Aside from the flashing casino rainbow lights that never sleep, the famous 1950 iconic “Welcome to Las Vegas” neon diamond billboard sign located at the south side of Las Vegas Boulevard that lights up as soon as the sun comes down and the moon comes up, the gambling machines that never stop clinging, the eight acre dancing synchronize music water fountains at the Bellagio, or perhaps the most heard slogan “What Happens In Vegas Stays In Vegas.” But through my eyes, I don’t see this typical touristy town that everyone else does; instead what I see is the atypical street that I grew up in.
Hayes Place has existed since the mid 1950’s. It is in a very centric part of town and in the middle of two major crossing intersections—Decatur and Charleston that are filled with pedestrians and honking cars every morning, afternoon, and evening that can always be heard from inside your home. Hayes is surrounded by twenty single-story homes that are either owned or rented out to families of three, four, five, six, seven, or even as high as eight family members, filled with increasingly large green trees that provide all the needed shade during the unbearable 100 degree weather, the messy front yards filled with scattered scooters, bikes, bouncy balls, and dolls. Or the sound of whispers, laughter, loud cries, yelling, singing voices streaming through the long grey vertical sidewalks. Every house on the block has a diverse ethnic background ranging from middle class Hispanics, Caucasians, African Americans, Pacific Islanders, and Asians displaying their countries’ pride through the Mexican, Cuban, Salvadorian, Colombian, Nigerian, United States, Filipino, and Chinese flags on the right side of their front patios.
Leaving Hayes for the first time in twenty-one years to go abroad to a foreign country made me feel anxious because I didn’t know what to expect. I couldn’t help myself to feel nervous when it came to where I would live for the next ten weeks. Deep down inside I was hoping that my new home would be similar to my childhood street. Luckily, I was surprised to find the similarities between Via Lorenzo de Viterbo and Hayes.
Via Lorenzo is a quiet residential neighborhood surrounded by apartments, houses, and small large businesses located outside the city walls. From the outside, the street is covered with shady green trees, concrete sidewalks, cobble stone roads, and a small park where children, dogs, and parents all gather. The air is filled with cries, screams, joy, barks, screeching mopeds, friendly waves, and smiling Ciao’s. Every day I look out my window and hear these surrounding noises, I am reminded of two important things. One of them is that there is a piece of Hayes in every corner of Via Lorenzo and the other is that Hayes represents who I am and family. Whereas, my new home in Via Lorenzo symbolizes risk and adventure.

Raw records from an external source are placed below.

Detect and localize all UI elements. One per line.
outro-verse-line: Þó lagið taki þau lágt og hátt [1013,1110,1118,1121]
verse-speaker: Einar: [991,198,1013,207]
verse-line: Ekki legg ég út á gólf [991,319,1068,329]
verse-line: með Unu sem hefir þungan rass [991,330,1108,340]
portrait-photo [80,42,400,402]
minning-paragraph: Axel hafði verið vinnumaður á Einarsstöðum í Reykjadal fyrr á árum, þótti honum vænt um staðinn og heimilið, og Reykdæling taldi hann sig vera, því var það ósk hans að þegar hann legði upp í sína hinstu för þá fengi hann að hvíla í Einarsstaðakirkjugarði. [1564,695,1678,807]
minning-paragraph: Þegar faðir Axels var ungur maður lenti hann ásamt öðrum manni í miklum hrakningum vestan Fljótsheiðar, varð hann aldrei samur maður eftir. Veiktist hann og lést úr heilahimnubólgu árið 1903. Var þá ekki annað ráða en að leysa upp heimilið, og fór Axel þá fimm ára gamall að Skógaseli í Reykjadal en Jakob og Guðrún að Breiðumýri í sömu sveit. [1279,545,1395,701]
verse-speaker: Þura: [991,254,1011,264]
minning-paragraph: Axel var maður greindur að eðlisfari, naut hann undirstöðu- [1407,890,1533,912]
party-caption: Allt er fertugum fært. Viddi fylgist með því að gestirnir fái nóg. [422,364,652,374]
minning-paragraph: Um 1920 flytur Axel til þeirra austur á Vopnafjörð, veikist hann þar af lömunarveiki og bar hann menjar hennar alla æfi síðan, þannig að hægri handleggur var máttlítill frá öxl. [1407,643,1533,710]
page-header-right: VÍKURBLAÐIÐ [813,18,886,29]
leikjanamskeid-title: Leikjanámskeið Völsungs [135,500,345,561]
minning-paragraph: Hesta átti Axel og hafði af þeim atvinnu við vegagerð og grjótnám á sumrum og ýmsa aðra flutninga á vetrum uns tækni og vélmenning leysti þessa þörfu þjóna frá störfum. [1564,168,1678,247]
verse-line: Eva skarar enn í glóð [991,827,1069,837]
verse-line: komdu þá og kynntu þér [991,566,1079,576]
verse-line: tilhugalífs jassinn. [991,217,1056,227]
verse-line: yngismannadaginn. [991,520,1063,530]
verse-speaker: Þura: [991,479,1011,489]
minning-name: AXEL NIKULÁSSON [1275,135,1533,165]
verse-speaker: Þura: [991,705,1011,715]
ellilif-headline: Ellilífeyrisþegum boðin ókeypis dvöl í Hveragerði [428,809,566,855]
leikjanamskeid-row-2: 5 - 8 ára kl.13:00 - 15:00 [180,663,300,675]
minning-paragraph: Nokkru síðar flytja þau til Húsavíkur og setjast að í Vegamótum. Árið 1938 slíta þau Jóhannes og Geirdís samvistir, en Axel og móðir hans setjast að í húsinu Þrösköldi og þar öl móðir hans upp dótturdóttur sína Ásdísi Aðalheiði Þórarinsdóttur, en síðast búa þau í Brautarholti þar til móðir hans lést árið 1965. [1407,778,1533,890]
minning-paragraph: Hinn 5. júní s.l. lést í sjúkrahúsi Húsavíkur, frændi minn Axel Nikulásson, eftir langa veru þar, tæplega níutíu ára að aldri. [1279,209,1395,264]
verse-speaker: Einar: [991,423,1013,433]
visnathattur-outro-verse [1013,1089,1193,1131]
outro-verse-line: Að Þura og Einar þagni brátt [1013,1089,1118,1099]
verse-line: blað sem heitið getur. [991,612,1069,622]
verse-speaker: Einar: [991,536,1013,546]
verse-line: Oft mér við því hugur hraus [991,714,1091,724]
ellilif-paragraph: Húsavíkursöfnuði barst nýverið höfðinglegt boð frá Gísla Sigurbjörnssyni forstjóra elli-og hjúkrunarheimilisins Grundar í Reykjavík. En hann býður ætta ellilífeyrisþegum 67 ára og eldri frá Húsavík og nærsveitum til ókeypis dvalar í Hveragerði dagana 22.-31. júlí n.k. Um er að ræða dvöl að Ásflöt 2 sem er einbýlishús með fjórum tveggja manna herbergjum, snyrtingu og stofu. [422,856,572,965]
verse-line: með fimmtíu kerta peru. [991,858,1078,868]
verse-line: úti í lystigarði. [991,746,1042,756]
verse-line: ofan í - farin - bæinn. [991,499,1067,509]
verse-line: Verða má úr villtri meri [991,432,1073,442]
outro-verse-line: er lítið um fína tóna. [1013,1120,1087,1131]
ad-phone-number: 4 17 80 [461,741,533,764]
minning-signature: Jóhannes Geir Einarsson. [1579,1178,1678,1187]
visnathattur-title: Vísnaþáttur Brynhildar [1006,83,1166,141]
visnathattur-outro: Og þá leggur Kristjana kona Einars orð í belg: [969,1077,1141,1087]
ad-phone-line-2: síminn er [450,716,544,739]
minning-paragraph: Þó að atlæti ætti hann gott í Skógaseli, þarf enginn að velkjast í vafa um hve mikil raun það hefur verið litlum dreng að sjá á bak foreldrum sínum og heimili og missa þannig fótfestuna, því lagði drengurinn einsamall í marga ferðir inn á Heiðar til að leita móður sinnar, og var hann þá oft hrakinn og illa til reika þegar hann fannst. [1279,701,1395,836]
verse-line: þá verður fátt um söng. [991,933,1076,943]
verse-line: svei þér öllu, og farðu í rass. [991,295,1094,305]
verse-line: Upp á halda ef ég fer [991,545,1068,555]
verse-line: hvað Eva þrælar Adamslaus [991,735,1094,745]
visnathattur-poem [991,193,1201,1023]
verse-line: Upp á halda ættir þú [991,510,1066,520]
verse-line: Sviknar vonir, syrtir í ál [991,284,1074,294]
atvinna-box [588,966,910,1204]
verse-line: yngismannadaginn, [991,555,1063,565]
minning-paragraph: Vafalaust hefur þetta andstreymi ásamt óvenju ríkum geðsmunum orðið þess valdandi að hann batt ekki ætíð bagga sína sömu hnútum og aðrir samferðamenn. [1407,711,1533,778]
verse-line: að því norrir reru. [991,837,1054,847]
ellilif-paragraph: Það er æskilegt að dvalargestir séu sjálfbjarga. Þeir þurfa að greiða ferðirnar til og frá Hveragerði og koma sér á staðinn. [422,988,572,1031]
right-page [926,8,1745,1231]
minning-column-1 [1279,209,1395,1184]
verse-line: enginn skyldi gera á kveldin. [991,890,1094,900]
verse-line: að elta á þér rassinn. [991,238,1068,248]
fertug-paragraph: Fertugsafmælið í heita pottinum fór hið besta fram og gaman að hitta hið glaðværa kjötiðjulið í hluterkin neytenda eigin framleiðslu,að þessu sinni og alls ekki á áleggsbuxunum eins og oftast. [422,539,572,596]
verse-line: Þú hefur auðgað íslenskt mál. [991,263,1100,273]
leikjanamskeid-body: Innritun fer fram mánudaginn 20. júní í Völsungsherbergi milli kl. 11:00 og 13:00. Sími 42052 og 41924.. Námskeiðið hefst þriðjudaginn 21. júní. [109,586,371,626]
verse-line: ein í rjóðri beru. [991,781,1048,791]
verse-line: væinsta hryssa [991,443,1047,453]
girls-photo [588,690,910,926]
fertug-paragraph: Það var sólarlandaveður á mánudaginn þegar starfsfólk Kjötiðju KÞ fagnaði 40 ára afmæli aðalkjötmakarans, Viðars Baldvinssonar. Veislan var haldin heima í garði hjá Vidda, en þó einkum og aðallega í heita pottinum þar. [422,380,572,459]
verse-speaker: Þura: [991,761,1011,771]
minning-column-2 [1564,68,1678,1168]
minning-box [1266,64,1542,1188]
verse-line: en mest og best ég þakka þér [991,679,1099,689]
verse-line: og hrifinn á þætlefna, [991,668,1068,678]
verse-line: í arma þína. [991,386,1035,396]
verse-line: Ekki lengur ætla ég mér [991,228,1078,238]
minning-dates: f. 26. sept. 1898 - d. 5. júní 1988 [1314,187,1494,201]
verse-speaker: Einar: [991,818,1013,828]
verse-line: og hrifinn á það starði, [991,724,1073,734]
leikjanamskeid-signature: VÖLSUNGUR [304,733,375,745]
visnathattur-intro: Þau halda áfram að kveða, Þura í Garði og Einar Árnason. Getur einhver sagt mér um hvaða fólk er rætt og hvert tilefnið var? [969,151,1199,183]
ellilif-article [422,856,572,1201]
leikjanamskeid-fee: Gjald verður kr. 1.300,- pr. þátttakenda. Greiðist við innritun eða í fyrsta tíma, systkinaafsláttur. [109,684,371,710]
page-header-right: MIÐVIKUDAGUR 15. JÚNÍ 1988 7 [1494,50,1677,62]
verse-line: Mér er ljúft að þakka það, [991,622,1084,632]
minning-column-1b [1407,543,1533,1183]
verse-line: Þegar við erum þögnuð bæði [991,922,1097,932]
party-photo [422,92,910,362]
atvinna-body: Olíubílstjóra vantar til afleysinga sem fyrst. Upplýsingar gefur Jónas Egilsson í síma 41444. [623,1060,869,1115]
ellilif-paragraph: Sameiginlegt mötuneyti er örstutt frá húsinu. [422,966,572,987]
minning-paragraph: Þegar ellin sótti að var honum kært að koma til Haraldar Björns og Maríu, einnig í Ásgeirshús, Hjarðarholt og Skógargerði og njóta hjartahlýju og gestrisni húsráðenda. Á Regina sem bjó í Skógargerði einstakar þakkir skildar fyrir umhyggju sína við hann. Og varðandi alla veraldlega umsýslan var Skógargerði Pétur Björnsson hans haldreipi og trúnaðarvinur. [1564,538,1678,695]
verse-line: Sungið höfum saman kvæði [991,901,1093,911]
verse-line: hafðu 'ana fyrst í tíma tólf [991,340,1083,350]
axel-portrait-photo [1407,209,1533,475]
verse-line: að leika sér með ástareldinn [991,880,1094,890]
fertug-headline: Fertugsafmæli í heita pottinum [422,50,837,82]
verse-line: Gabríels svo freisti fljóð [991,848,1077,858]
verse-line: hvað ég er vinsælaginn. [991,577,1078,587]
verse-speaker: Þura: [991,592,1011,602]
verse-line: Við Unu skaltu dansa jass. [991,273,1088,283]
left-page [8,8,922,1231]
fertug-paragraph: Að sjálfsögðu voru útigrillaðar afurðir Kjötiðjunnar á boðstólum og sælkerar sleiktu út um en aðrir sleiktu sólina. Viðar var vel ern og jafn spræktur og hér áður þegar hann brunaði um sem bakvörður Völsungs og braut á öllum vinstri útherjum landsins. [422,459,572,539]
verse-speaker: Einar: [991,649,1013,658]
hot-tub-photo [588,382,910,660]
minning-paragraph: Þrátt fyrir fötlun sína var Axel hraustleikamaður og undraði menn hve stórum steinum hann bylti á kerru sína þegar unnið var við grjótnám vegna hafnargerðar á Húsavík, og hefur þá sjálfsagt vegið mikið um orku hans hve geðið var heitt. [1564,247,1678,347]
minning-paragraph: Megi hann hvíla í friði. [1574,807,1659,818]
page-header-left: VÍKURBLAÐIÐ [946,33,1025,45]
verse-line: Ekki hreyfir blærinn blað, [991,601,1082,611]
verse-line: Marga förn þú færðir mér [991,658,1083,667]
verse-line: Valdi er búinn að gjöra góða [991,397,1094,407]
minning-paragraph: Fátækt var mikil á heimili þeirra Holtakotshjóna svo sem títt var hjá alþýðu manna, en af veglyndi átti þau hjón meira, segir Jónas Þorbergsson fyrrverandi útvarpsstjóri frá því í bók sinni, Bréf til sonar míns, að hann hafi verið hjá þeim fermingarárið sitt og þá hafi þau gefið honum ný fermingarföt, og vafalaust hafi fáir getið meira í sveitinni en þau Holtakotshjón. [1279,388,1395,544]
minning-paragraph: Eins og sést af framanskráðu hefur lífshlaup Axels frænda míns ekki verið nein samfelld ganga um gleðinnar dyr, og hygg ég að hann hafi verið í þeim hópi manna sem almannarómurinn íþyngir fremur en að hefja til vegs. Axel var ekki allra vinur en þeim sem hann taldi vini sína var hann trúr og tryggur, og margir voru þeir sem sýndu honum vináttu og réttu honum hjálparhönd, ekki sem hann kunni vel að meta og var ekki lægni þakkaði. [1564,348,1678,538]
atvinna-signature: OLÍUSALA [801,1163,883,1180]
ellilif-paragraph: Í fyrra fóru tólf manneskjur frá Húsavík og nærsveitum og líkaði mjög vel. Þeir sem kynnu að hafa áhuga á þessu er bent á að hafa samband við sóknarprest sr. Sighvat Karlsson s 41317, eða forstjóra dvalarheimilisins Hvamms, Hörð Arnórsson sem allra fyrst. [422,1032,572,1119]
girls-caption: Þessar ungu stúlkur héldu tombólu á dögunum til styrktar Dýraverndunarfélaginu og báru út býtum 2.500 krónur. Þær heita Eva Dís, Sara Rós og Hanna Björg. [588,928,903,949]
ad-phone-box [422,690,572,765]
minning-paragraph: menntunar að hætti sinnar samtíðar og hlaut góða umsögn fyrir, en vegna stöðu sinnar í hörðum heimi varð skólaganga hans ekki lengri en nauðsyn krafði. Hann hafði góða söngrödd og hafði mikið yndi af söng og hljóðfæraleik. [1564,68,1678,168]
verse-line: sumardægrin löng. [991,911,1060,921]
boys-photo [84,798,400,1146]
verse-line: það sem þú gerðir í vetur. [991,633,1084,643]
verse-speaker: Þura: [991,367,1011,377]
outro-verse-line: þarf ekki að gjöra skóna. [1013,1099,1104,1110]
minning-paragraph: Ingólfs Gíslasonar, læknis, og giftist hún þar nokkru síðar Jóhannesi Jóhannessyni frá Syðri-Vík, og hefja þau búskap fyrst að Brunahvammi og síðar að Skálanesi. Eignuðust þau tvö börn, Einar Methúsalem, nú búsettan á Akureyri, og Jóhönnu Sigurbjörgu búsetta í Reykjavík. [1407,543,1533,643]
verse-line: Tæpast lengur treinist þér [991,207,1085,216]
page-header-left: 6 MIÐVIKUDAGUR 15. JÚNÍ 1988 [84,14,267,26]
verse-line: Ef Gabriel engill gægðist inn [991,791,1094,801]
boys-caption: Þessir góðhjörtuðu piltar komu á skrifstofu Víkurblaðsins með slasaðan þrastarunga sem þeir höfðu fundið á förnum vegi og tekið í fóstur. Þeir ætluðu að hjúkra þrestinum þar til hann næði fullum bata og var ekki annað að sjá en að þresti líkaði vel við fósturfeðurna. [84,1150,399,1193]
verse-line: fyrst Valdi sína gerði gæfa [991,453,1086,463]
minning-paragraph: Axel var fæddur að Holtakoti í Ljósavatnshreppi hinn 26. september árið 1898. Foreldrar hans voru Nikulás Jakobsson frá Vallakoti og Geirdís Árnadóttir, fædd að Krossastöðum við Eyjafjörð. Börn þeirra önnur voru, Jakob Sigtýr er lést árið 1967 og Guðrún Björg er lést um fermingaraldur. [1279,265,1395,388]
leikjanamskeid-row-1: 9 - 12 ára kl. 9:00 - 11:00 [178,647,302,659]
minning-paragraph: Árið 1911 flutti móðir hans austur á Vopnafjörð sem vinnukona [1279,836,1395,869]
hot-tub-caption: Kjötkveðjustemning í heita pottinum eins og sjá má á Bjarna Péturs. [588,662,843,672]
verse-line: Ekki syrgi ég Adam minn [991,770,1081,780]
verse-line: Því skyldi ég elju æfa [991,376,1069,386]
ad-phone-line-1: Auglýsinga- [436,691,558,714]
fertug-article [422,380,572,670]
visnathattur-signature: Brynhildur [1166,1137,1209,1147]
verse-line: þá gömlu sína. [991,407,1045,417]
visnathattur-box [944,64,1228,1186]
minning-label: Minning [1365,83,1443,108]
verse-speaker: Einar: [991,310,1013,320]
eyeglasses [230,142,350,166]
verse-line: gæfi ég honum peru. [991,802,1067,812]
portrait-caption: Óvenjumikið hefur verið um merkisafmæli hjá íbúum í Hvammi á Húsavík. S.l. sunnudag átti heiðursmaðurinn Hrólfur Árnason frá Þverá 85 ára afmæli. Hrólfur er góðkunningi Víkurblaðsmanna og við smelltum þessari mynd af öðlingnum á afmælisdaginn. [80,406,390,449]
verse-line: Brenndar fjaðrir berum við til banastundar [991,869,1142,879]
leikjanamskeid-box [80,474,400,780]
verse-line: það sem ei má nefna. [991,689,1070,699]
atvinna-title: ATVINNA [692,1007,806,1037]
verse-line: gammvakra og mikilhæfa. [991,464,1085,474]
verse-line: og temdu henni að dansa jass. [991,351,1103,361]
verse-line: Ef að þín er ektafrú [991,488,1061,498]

*Il mio nome è Selyna Bermudez. Sono una studentessa dell’Università del Nevada, Las Vegas. Il mio indirizzo è il giornalismo con studi sui media e sui servizi umani. Questa estate sto studiando in Italia a Viterbo con USAC. Ho scelto una piccola città, per vivere la tranquillità e le bellezze che offre. Essere una parte di essa mi permetterà di esplorare la mia scrittura e dare voce a ciò che vedo. Sono felice di iniziare questo viaggio straordinario di scrittura!